May. 20, 2003

3 dead in shopping mall as Israel sustains wave of bombings

By David Rudge

A Palestinian woman detonated an explosives belt outside a shopping mall in northern Israel Monday, killing herself and three Israelis, and wounding 70 people.

It was the sixth suicide bombing to strike Israel in 48 hours, with a total of 12 people killed and scores wounded in the string of attacks.

Responsiblity for Monday's bombing at the Sha'ar Ha'amakim mall in the town of Afula, was jointly claimed by a wing of the ruling Palestinian Authority's Fatah movement and Islamic Jihad.

Palestinians identified the bomber as 19-year-old Palestinian woman, Hiba Daraghmeh, from the West Bank village of Tubas, to the south of Afula. She was a student in English literature and said to have been devoutly religious.

The Israelis killed in the attack included the two guards who tried to stop her at the back entrance to the mall, and a third man who died of his injuries in Afula's Haemek Hospital.

At least 10 of those wounded were listed in serious condition, three were taken to Rambam Hospital in Haifa for treatment in the intensive care unit of the neurosurgery department.

Both the Islamic Jihad and the Al Aksa Martyrs Brigades, linked to Fatah, claimed responsibility for the attack. The two terrorist groups have carried out joint attacks in the past, with funding coming from Iran via Islamic Jihad.

The attack occurred at 5:14 p.m. The bomber detonated an belt strapped to her waist packed with five kilograms of explosive, as a guard at the back entrance of the mall was checking her with a metal-detector scanner, and the machine emitted a warning beep.

"There was a big explosion and my friend and I were blown over backwards," said Etti Pitilon, 19, a border policewoman. "I saw bodies, but I don't want to think about it," she told the Associated Press, crying.

Inbal Badani, 24, a shop assistant at a clothing store in the mall said she heard a deafening explosion.

"The entire mall filled up with smoke. It was pitch black all around as the light system went off. Lamps and light fixtures crashed onto people's heads and they started running in every direction. I hid inside the storeroom. The bodies were spread out at the entrance to the mall, it was shocking," she said.

Palestinian Prime Minister Mahmud Abbas condemned the attack, the fifth to occur since his groundbreaking meeting with Prime Minister Ariel Sharon on Saturday night in Jerusalem.

It was the sixth suicide bombing in Israel and the territories since the attack in Hebron on Saturday night in which Dina and Gadi Levy were killed, followed by the bus attack in Jerusalem on Sunday that left seven dead.

In yet another attack on Monday, a bomber on a bicycle blew himself up near an IDF jeep in Kfar Darom in the Gaza Strip early Monday, lightly wounding three soldiers.

Four Kassam rockets and mortar attacks were also launched on Monday against civilian tartets in Gaza and the Negev town of Sderot.

In addition, IDF reservists on Sunday killed two terrorists from Fatah's Aksa Martyrs Brigade and thwarted their attempted infiltration into Sha'arei Tikva in western Samaria.

In light of the wave of terror attacks and ongoing warnings, national police chief Inspector-General Shlomo Aharonishky ordered the cancellation of all leave and of studies in order to boost the presence of police in cities and towns and try to plug gaps along the seam-line.
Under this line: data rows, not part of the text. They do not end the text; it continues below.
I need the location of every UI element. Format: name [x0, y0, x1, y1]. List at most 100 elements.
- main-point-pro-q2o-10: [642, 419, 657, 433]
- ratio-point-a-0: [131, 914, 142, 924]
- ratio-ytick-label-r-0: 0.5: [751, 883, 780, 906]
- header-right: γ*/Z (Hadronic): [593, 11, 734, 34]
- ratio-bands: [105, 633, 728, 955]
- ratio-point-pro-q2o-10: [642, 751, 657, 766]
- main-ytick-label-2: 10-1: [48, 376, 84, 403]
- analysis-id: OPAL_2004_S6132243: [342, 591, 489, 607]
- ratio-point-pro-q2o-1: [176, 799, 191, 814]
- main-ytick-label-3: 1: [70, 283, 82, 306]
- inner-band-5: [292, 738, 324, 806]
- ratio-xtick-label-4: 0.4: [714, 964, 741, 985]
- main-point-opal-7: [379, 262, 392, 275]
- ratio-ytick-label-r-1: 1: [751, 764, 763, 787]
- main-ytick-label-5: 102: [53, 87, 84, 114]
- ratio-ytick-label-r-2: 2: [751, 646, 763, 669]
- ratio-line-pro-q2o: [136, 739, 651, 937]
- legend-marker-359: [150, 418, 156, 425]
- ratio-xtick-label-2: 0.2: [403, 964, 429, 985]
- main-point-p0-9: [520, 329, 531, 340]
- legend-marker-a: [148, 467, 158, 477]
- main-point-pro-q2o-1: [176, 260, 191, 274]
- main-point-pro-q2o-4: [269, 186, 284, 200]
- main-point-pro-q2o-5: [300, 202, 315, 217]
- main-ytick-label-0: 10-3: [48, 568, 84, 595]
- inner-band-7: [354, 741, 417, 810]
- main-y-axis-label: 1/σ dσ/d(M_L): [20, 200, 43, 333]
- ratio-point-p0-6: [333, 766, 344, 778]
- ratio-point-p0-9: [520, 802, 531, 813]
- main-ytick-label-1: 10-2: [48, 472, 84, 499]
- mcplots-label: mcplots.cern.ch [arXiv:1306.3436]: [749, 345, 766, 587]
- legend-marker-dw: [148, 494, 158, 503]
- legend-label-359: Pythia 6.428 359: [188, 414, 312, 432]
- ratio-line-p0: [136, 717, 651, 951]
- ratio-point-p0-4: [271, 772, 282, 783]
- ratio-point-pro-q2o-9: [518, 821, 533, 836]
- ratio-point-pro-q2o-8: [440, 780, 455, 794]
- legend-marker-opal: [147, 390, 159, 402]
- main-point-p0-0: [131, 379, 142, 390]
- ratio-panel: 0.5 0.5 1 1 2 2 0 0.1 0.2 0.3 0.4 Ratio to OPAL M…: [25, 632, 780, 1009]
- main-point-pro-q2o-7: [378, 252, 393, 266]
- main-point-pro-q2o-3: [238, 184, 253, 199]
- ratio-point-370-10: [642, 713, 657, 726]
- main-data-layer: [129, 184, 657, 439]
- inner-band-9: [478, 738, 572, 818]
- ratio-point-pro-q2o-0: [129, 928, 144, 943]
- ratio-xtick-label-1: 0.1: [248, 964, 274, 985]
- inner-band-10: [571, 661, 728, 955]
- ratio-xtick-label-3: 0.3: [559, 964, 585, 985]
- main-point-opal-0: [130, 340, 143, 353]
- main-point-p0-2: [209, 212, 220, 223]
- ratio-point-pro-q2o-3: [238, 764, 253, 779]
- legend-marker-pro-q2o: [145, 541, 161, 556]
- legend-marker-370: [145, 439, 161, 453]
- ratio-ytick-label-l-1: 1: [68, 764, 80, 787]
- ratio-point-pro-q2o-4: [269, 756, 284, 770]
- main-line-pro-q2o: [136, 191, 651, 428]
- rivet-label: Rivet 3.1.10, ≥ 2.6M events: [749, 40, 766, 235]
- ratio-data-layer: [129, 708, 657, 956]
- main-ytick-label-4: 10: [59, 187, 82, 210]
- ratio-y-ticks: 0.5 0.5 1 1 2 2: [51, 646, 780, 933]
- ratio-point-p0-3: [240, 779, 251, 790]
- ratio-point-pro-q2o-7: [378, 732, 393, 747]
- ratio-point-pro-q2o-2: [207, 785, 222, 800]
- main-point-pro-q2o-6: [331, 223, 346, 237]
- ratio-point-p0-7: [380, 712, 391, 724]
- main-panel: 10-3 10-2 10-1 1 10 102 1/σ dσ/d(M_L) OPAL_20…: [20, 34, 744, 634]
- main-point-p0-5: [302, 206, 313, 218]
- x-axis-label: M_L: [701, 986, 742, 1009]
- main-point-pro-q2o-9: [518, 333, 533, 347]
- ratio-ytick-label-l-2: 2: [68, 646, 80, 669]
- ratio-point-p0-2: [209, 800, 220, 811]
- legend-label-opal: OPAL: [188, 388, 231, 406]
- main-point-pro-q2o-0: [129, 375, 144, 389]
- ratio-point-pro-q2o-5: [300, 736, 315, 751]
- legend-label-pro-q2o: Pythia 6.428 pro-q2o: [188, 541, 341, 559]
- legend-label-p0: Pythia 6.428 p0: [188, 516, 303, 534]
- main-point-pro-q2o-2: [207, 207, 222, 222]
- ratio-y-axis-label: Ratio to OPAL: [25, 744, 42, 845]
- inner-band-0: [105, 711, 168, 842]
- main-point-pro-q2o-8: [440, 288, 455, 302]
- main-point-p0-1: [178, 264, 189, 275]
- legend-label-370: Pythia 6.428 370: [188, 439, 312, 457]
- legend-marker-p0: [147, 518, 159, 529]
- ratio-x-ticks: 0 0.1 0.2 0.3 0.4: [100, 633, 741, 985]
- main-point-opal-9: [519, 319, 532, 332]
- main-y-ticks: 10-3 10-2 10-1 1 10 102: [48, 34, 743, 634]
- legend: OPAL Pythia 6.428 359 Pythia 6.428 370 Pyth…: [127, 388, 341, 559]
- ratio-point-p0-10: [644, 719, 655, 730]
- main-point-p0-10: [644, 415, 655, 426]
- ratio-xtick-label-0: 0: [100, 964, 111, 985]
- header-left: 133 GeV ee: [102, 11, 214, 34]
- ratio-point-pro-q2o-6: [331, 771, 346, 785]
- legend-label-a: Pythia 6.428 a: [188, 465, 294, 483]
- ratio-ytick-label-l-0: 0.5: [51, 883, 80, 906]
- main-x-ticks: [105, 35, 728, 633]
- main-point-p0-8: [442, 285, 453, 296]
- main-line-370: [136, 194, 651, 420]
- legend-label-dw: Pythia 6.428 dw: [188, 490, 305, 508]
Aharonishky, who went to the scene of the Afula bombing shortly after the attack, said:

"There's no doubt that the latest attack, following those at the end of last week and the beginning of this week, have created the reality that we are in the midst of a big wave of terror."

Northern region police chief Commander Ya'acov Borovsky said police were working on the assumption that the Afula suicide bomber had an accomplice who conveyed him to the scene of the attack.

Wide searches were initiated with the aid of a police helicopter and roadblockss and checkpoints were set up in the area and along the seam-line, especially routes leading to and from Jenin, just a few kilometers away.

Afula has suffered from numerous terrorist attacks in the past, apart from the four incidents since the outbreak of the so-called Aksa intifada in September 2000, primarily because of its proximity to the border with the territories.